Flores Olea siempre apoyó a Benítez. Cuando fue director de la Facultad de Ciencias Políticas y Sociales de la UNAM (1970-1975) le ofreció una cátedra de periodismo en la misma UNAM que El Rey Viejo aceptó no sólo porque era un espléndido conversador y siempre le gustó oírse hablar, sino porque sus clases le permitirían escribir su libro sobre Lázaro Cárdenas.

Quizá conocer a la chamana María Sabina y comer hongos alucinógenos en Huautla de Jiménez cambió la vida de Fernando Benítez. ¿Fue provechosa la lección de los hongos? Benítez tiene la respuesta: Yo nací muy pedante, de una familia que se creía el éxito total; yo era el más orgulloso, el más elegante, el más audaz, el de las mayores conquistas, y vivía creyéndome importante. Esa fue la primera lección que yo recibí de los indios, no creerme importante, lo cual es una ventaja extraordinaria, porque aprendes a conocerte a ti mismo y a conocer a los demás. La segunda fue intentar ser un hombre irreprochable que considera sagrados animales, plantas, mares, cielos. Decidí dedicarme a los indios y llegué a la conclusión de que el único gobierno democrático que existe en México es el de los indios, y no figura en la Constitución.

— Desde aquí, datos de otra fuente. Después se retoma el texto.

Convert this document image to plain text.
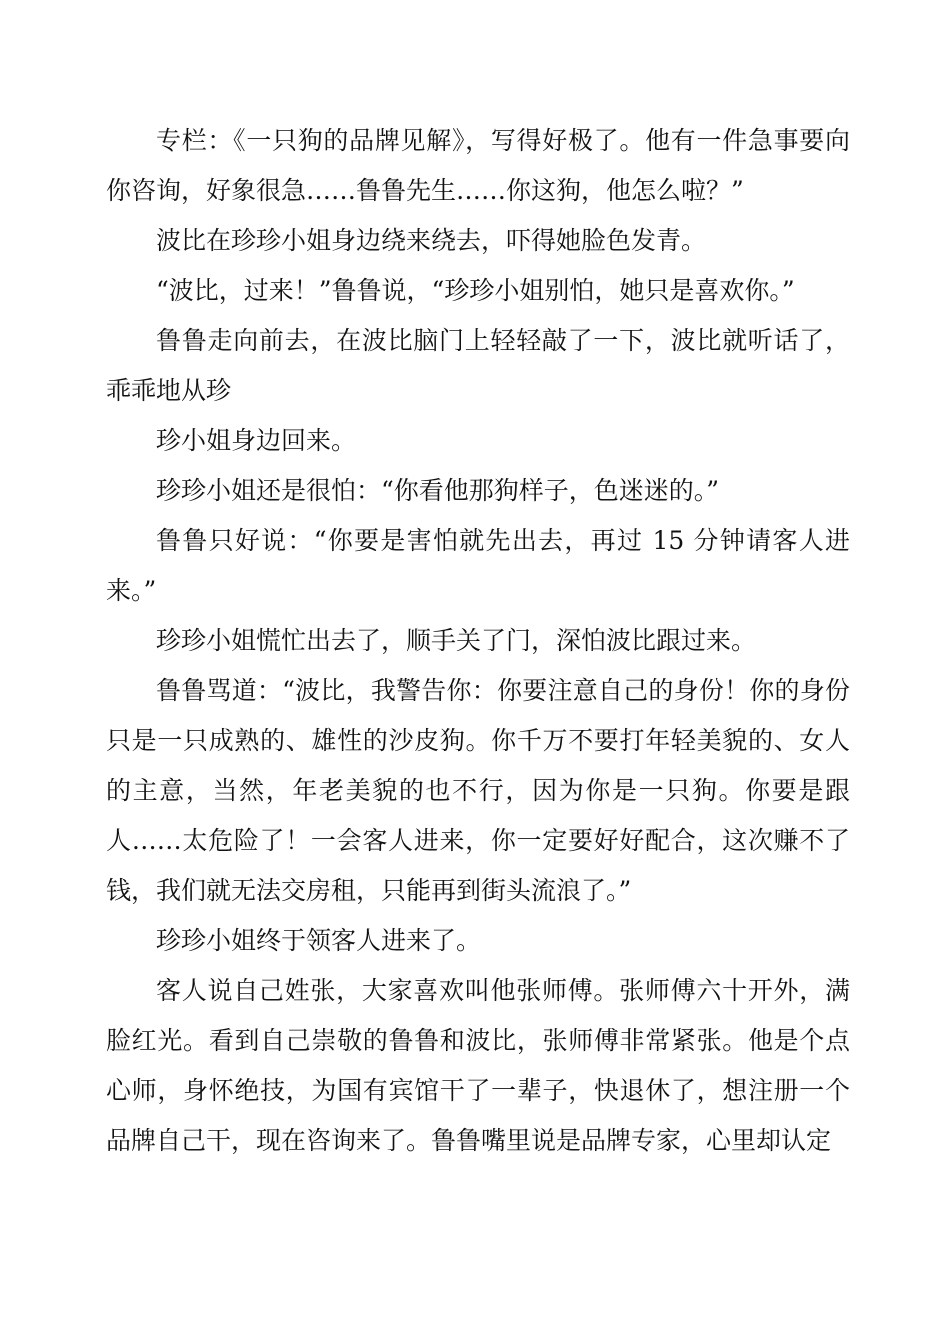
专栏：《一只狗的品牌见解》，写得好极了。他有一件急事要向你咨询，好象很急……鲁鲁先生……你这狗，他怎么啦？”

波比在珍珍小姐身边绕来绕去，吓得她脸色发青。

“波比，过来！”鲁鲁说，“珍珍小姐别怕，她只是喜欢你。”

鲁鲁走向前去，在波比脑门上轻轻敲了一下，波比就听话了，乖乖地从珍

珍小姐身边回来。

珍珍小姐还是很怕：“你看他那狗样子，色迷迷的。”

鲁鲁只好说：“你要是害怕就先出去，再过 15 分钟请客人进来。”

珍珍小姐慌忙出去了，顺手关了门，深怕波比跟过来。

鲁鲁骂道：“波比，我警告你：你要注意自己的身份！你的身份只是一只成熟的、雄性的沙皮狗。你千万不要打年轻美貌的、女人的主意，当然，年老美貌的也不行，因为你是一只狗。你要是跟人……太危险了！一会客人进来，你一定要好好配合，这次赚不了钱，我们就无法交房租，只能再到街头流浪了。”

珍珍小姐终于领客人进来了。

客人说自己姓张，大家喜欢叫他张师傅。张师傅六十开外，满脸红光。看到自己崇敬的鲁鲁和波比，张师傅非常紧张。他是个点心师，身怀绝技，为国有宾馆干了一辈子，快退休了，想注册一个品牌自己干，现在咨询来了。鲁鲁嘴里说是品牌专家，心里却认定
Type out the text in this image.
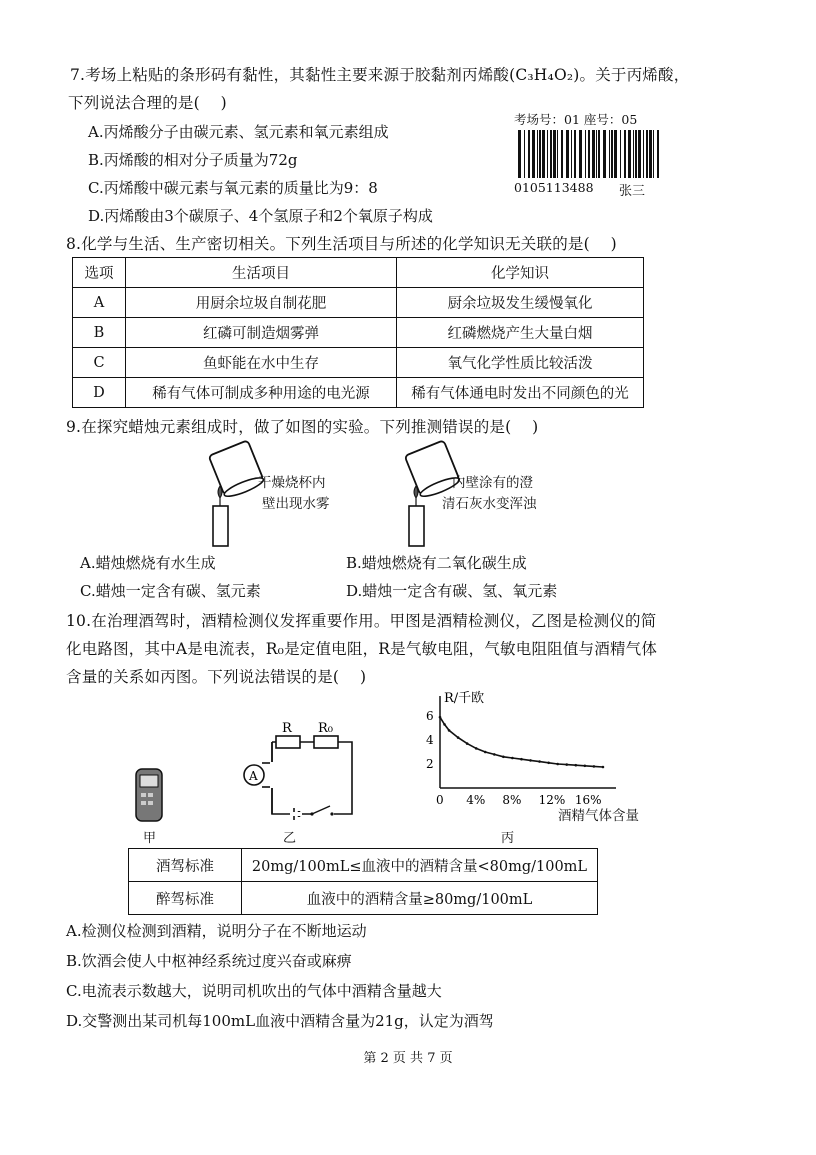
7.考场上粘贴的条形码有黏性，其黏性主要来源于胶黏剂丙烯酸(C₃H₄O₂)。关于丙烯酸，
下列说法合理的是(　 )
A.丙烯酸分子由碳元素、氢元素和氧元素组成
B.丙烯酸的相对分子质量为72g
C.丙烯酸中碳元素与氧元素的质量比为9：8
D.丙烯酸由3个碳原子、4个氢原子和2个氧原子构成
考场号：01 座号：05
0105113488 张三
8.化学与生活、生产密切相关。下列生活项目与所述的化学知识无关联的是(　 )
选项	生活项目	化学知识
A	用厨余垃圾自制花肥	厨余垃圾发生缓慢氧化
B	红磷可制造烟雾弹	红磷燃烧产生大量白烟
C	鱼虾能在水中生存	氧气化学性质比较活泼
D	稀有气体可制成多种用途的电光源	稀有气体通电时发出不同颜色的光
9.在探究蜡烛元素组成时，做了如图的实验。下列推测错误的是(　 )
干燥烧杯内
壁出现水雾
内壁涂有的澄
清石灰水变浑浊
A.蜡烛燃烧有水生成	B.蜡烛燃烧有二氧化碳生成
C.蜡烛一定含有碳、氢元素	D.蜡烛一定含有碳、氢、氧元素
10.在治理酒驾时，酒精检测仪发挥重要作用。甲图是酒精检测仪，乙图是检测仪的简
化电路图，其中A是电流表，R₀是定值电阻，R是气敏电阻，气敏电阻阻值与酒精气体
含量的关系如丙图。下列说法错误的是(　 )
甲
R R₀
A
乙
R/千欧
2
4
6
0 4% 8% 12% 16%
酒精气体含量
丙
酒驾标准	20mg/100mL≤血液中的酒精含量<80mg/100mL
醉驾标准	血液中的酒精含量≥80mg/100mL
A.检测仪检测到酒精，说明分子在不断地运动
B.饮酒会使人中枢神经系统过度兴奋或麻痹
C.电流表示数越大，说明司机吹出的气体中酒精含量越大
D.交警测出某司机每100mL血液中酒精含量为21g，认定为酒驾
第 2 页 共 7 页
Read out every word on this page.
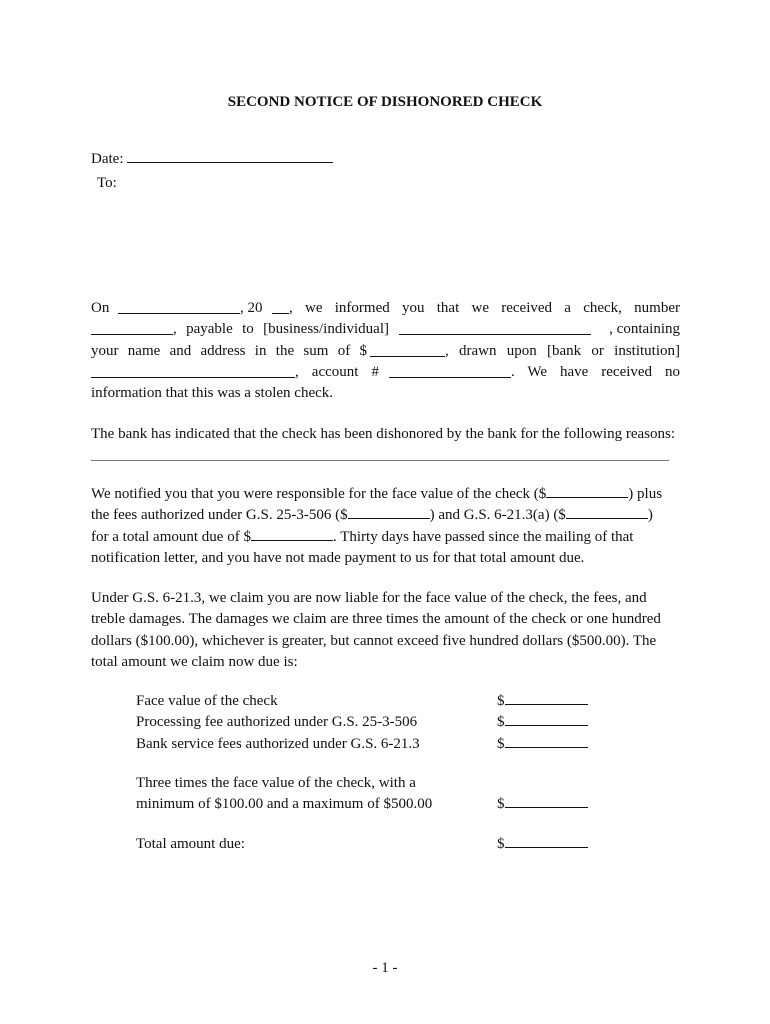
SECOND NOTICE OF DISHONORED CHECK
Date:
To:
On	, 20 , we informed you that we received a check, number
, payable to [business/individual]	, containing
your name and address in the sum of $	, drawn upon [bank or institution]
, account #	. We have received no
information that this was a stolen check.
The bank has indicated that the check has been dishonored by the bank for the following reasons:
We notified you that you were responsible for the face value of the check ($	) plus
the fees authorized under G.S. 25-3-506 ($	) and G.S. 6-21.3(a) ($	)
for a total amount due of $	. Thirty days have passed since the mailing of that
notification letter, and you have not made payment to us for that total amount due.
Under G.S. 6-21.3, we claim you are now liable for the face value of the check, the fees, and
treble damages. The damages we claim are three times the amount of the check or one hundred
dollars ($100.00), whichever is greater, but cannot exceed five hundred dollars ($500.00). The
total amount we claim now due is:
Face value of the check	$
Processing fee authorized under G.S. 25-3-506	$
Bank service fees authorized under G.S. 6-21.3	$
Three times the face value of the check, with a
minimum of $100.00 and a maximum of $500.00	$
Total amount due:	$
- 1 -
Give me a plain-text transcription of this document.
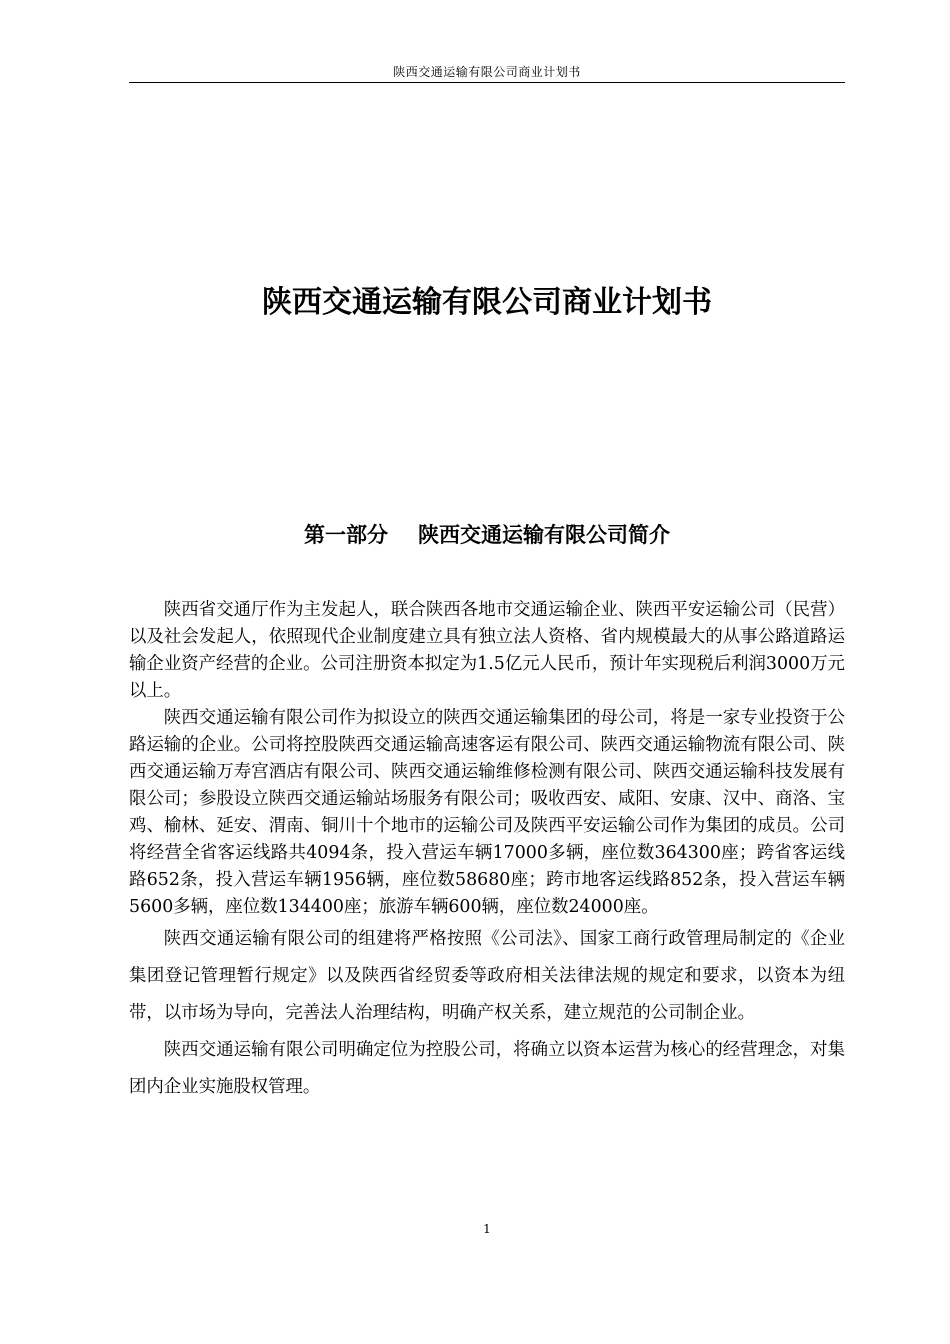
陕西交通运输有限公司商业计划书
陕西交通运输有限公司商业计划书
第一部分 陕西交通运输有限公司简介

陕西省交通厅作为主发起人，联合陕西各地市交通运输企业、陕西平安运输公司（民营）以及社会发起人，依照现代企业制度建立具有独立法人资格、省内规模最大的从事公路道路运输企业资产经营的企业。公司注册资本拟定为1.5亿元人民币，预计年实现税后利润3000万元以上。

陕西交通运输有限公司作为拟设立的陕西交通运输集团的母公司，将是一家专业投资于公路运输的企业。公司将控股陕西交通运输高速客运有限公司、陕西交通运输物流有限公司、陕西交通运输万寿宫酒店有限公司、陕西交通运输维修检测有限公司、陕西交通运输科技发展有限公司；参股设立陕西交通运输站场服务有限公司；吸收西安、咸阳、安康、汉中、商洛、宝鸡、榆林、延安、渭南、铜川十个地市的运输公司及陕西平安运输公司作为集团的成员。公司将经营全省客运线路共4094条，投入营运车辆17000多辆，座位数364300座；跨省客运线路652条，投入营运车辆1956辆，座位数58680座；跨市地客运线路852条，投入营运车辆5600多辆，座位数134400座；旅游车辆600辆，座位数24000座。

陕西交通运输有限公司的组建将严格按照《公司法》、国家工商行政管理局制定的《企业集团登记管理暂行规定》以及陕西省经贸委等政府相关法律法规的规定和要求，以资本为纽带，以市场为导向，完善法人治理结构，明确产权关系，建立规范的公司制企业。

陕西交通运输有限公司明确定位为控股公司，将确立以资本运营为核心的经营理念，对集团内企业实施股权管理。

1
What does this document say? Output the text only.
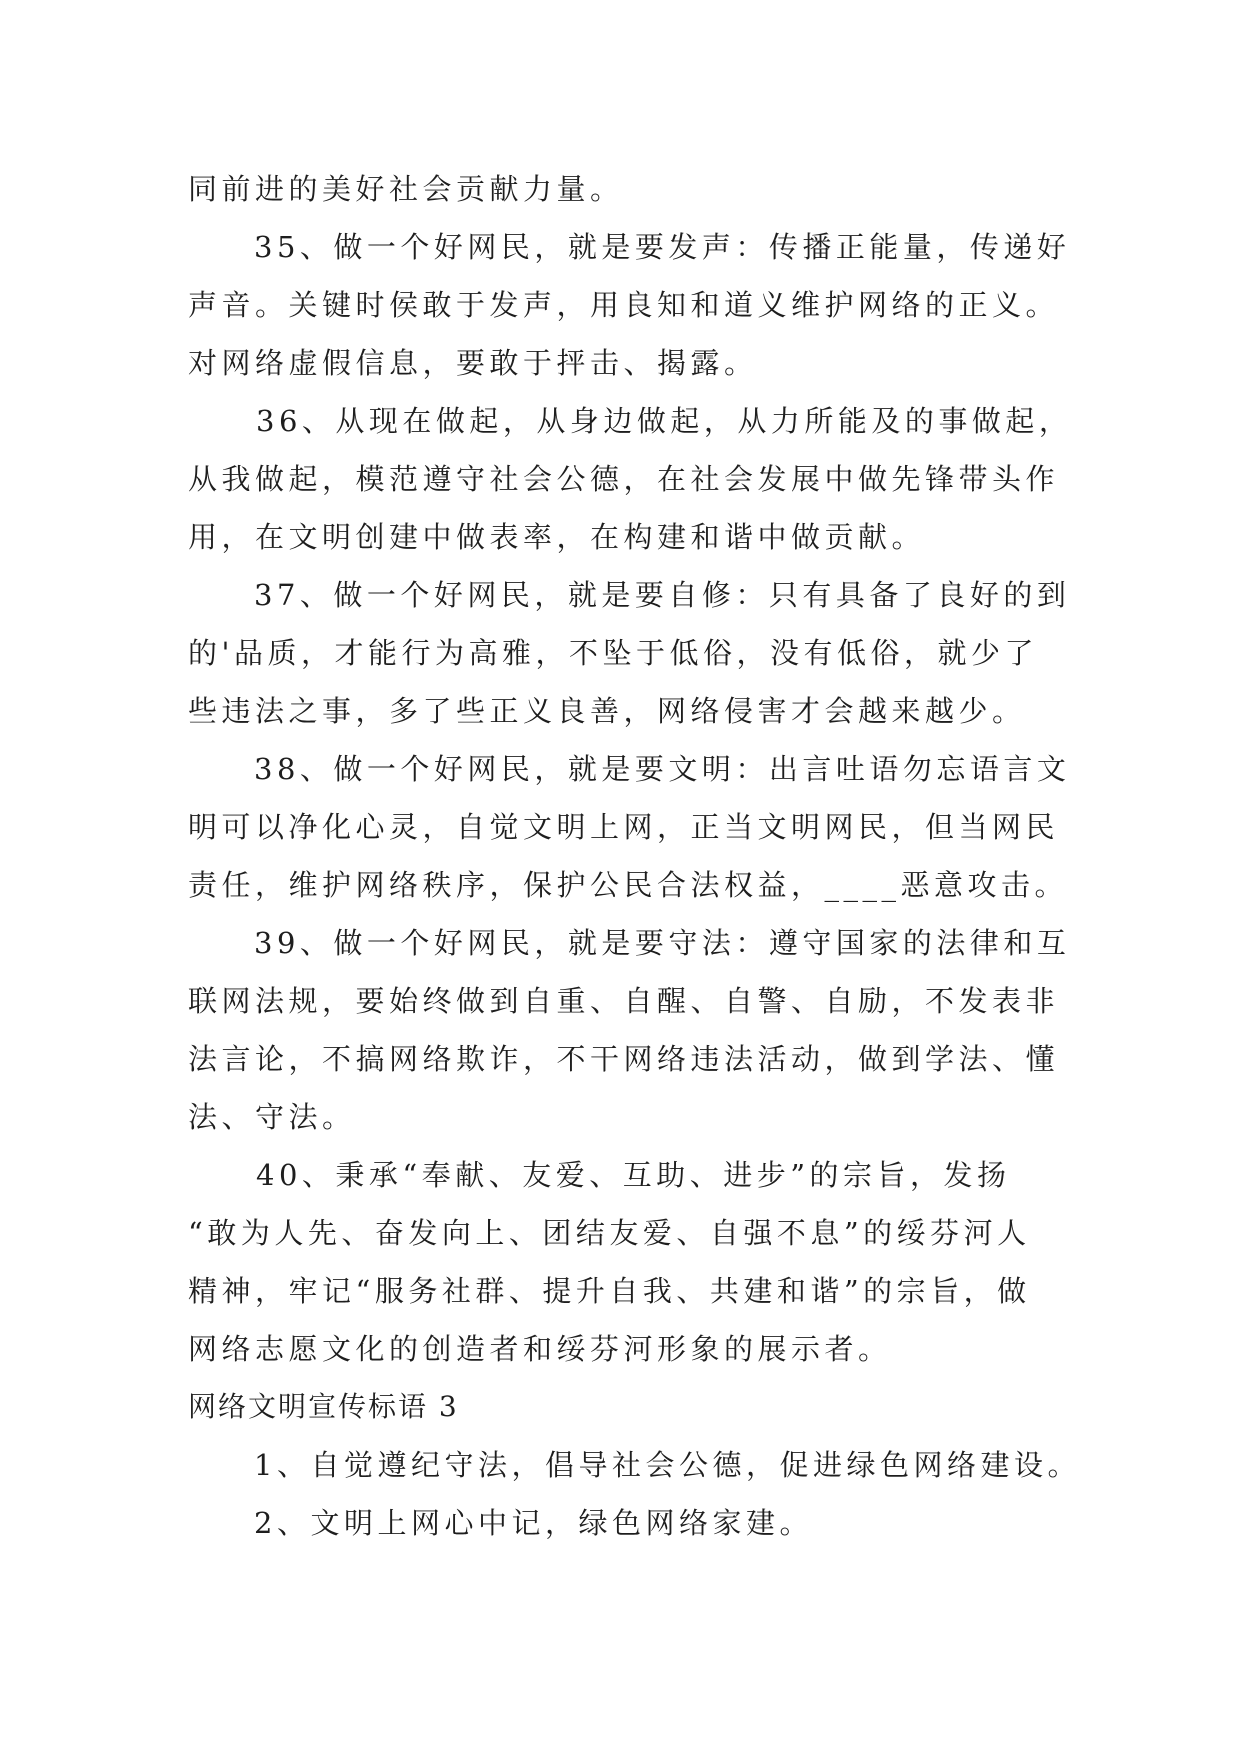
同前进的美好社会贡献力量。
35、做一个好网民，就是要发声：传播正能量，传递好
声音。关键时侯敢于发声，用良知和道义维护网络的正义。
对网络虚假信息，要敢于抨击、揭露。
36、从现在做起，从身边做起，从力所能及的事做起，
从我做起，模范遵守社会公德，在社会发展中做先锋带头作
用，在文明创建中做表率，在构建和谐中做贡献。
37、做一个好网民，就是要自修：只有具备了良好的到
的'品质，才能行为高雅，不坠于低俗，没有低俗，就少了
些违法之事，多了些正义良善，网络侵害才会越来越少。
38、做一个好网民，就是要文明：出言吐语勿忘语言文
明可以净化心灵，自觉文明上网，正当文明网民，但当网民
责任，维护网络秩序，保护公民合法权益，____恶意攻击。
39、做一个好网民，就是要守法：遵守国家的法律和互
联网法规，要始终做到自重、自醒、自警、自励，不发表非
法言论，不搞网络欺诈，不干网络违法活动，做到学法、懂
法、守法。
40、秉承“奉献、友爱、互助、进步”的宗旨，发扬
“敢为人先、奋发向上、团结友爱、自强不息”的绥芬河人
精神，牢记“服务社群、提升自我、共建和谐”的宗旨，做
网络志愿文化的创造者和绥芬河形象的展示者。
网络文明宣传标语 3
1、自觉遵纪守法，倡导社会公德，促进绿色网络建设。
2、文明上网心中记，绿色网络家建。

Tiempo después y gracias de nuevo a Víctor Flores Olea –a la sazón subsecretario de Relaciones Exteriores–, Fernando Benítez pidió que le dieran una embajada. En el Ateneo de Angangueo, gracias a Iván Restrepo, a la generosidad de los guisos de La Güera y la sonrisa de Margo Su, un mandamás de la política (desde el Presidente para abajo) solía deparar cada mes con Francisco Martínez de la Vega, Alejandro Gómez Arias, Gabriel García Márquez, Manuel Buendía, Carlos Monsiváis, Héctor Aguilar Camín, Francisco Cárdenas Cruz, Benjamín Wong Castañeda, Miguel Ángel Granados Chapa, León García Soler y otros. Gracias también a Restrepo, Benítez partió a Santo Domingo con su esposa Georgina Conde como flamante embajador de México, misión que cumplió festivamente durante toda su vida.